2004 CAS Comment on “Reforming the Automobile Fuel Economy Standards Program”
The Center for Auto Safety is the nation’s premier independent, member driven, non-profit consumer advocacy organization dedicated to improving vehicle safety, quality, and fuel economy on behalf of all drivers, passengers, and pedestrians.
April 27, 2004
Docket Management
U.S. Department of Transportation
Room PL-401
400 Seventh Street SW
Washington DC 20590
Re: DOT DMS Docket No. 2003-16128, "Reforming the Automobile Fuel Economy Standards Program"
The Center for Auto Safety (CAS) submits this policy comment on the issues raised in the ANPRM. CAS will submit more detailed comments on the factual underpinnings of the policy issues at appropriate stages in the future
The single best thing NHTSA can do for both safety and fuel economy is to set a long term standard of 40 MPG for passenger and non-passenger automobiles (NPA’s) also known as light trucks, vans and sport utility vehicles (SUV’s). Regardless of whether Congress changes the underlying EPCA provisions to provide for a single standard for a combined fleet, NHTSA can accomplish the same outcome by ramping up both passenger and NPA CAFE standards with NPA CAFE increased more.
By following this policy path, NHTSA avoids the pitfall of what is and what is not a passenger automobile because in the end, both most obtain the same CAFE levels. All efforts to decide what is, and what is not, an NPA are capable of evasion by an industry intent on evading higher CAFE levels of a passenger automobile. Questions like, "Is an NPA one with a flat floor 60 inches or longer behind the passenger seat or one with some unknown ratio of cargo to passenger space or is over 6000 pounds GVW with 4 out of 5 characteristics including approach and break over angles?" is like asking how many angels dance on the head of a pin. Perhaps a better matrix is that ultimate determinator of passenger capability — how many cupholders does a vehicle have? Any NPA with more than 2 cupholders is immediately suspect of being a passenger vehicle. Any vehicle with 5 or more cupholders can’t possibly be an NPA.
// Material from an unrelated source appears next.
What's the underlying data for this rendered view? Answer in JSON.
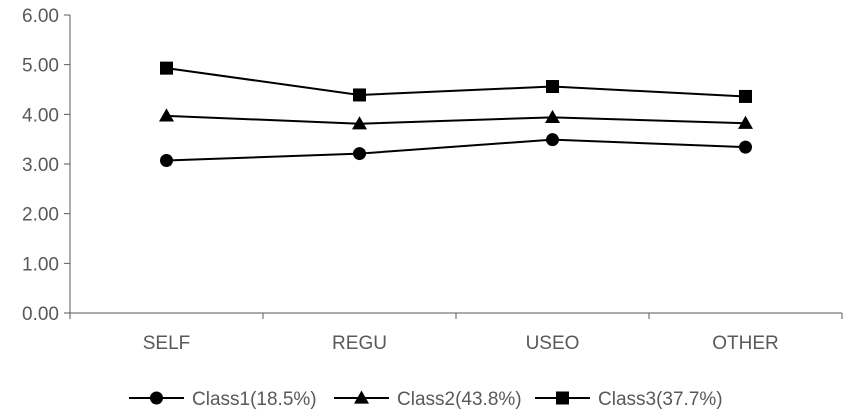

Running throughout the ANPRM is an inaccurate view of passenger car fuel economy history on which NHTSA inaccurately projects the NPA future. NHTSA erroneously states CAFE led to small passenger cars getting lighter and less safe. To the contrary, EPA’s Fuel Economy Trends Reports show small passenger cars got heavier and safer. The passenger cars that got lighter were the large heavier passenger cars. And as GAO reports show, even the down weighted large cars improved in safety as measured by per vehicle death rates. The passenger car flight as a whole homogenized around the 3500 pound EPA inertial weight class with the small cars getting heavier and large cars getting lighter. one of the reasons for this is that NHTSA discounts in its analysis the fact that CAFE is based on a harmonic average of the fleet which means an auto maker gets a better fleet CAFE by improving the fuel efficiency of a large car by 5 MPG than by improving the fuel economy of a small car by 5 MPG.
Fully 90% of the passenger car fleet fuel economy improvement from 1975 to 2004 came from technology improvements versus weight loss. The same effect will occur if NHTSA increases the CAFE standards for NPA’s — the manufacturers will increase fuel efficiency by utilizing improved technology such as hybrid engines in all NPA’s and reduced weight in the largest SUV’s. At the same time that the manufacturers redesigned their NPA fleet to improve fuel economy they can install new safety improvements such as wider track, energy absorbing front ends, stronger roofs and side curtain airbags to improve safety. The result of the change for NPA’s will he the same as the result for passenger autos — a safer and more fuel efficient fleet.
NHTSA’s analysis on safety by looking to the past to project the future is simply wrong. All NHTSA has to do to demonstrate its model is wrong is to go back and redo the first model run in 1987 with what actually happened. I.e., instead of assuming every vehicle lost a 100 pounds with a corresponding decrease in track width, run the model with actual vehicle and vehicle mix. The result will not agree.
In 1989, NHTSA issued a new dynamic side impact standard (FMVSS 214) that projected by the mid to late 1990’s the average vehicle would weigh 3000 pounds and have a bumper height of 21 inches by looking to the past to project the future. Instead due to the influx of SUV’s and much larger light trucks, the average vehicle was 500 pounds heavier and inches higher. NHTSA got it wrong on FMVSS 214 then by relying on a model for future safety and vehicle product mixes just as NHTSA has it wrong now for projections on how manufacturers will respond to CAFE increases. If NHTSA moves to a 40 MPG CAFE standard for all vehicles up to 10,000 pounds GVW, CAFE and safety will increase. If NHTSA relies on some arbitrary metric such as a weight based standard, safety and fuel economy will be left to be improved by other measures such as oil shortfalls, Congressional action and product liability litigation.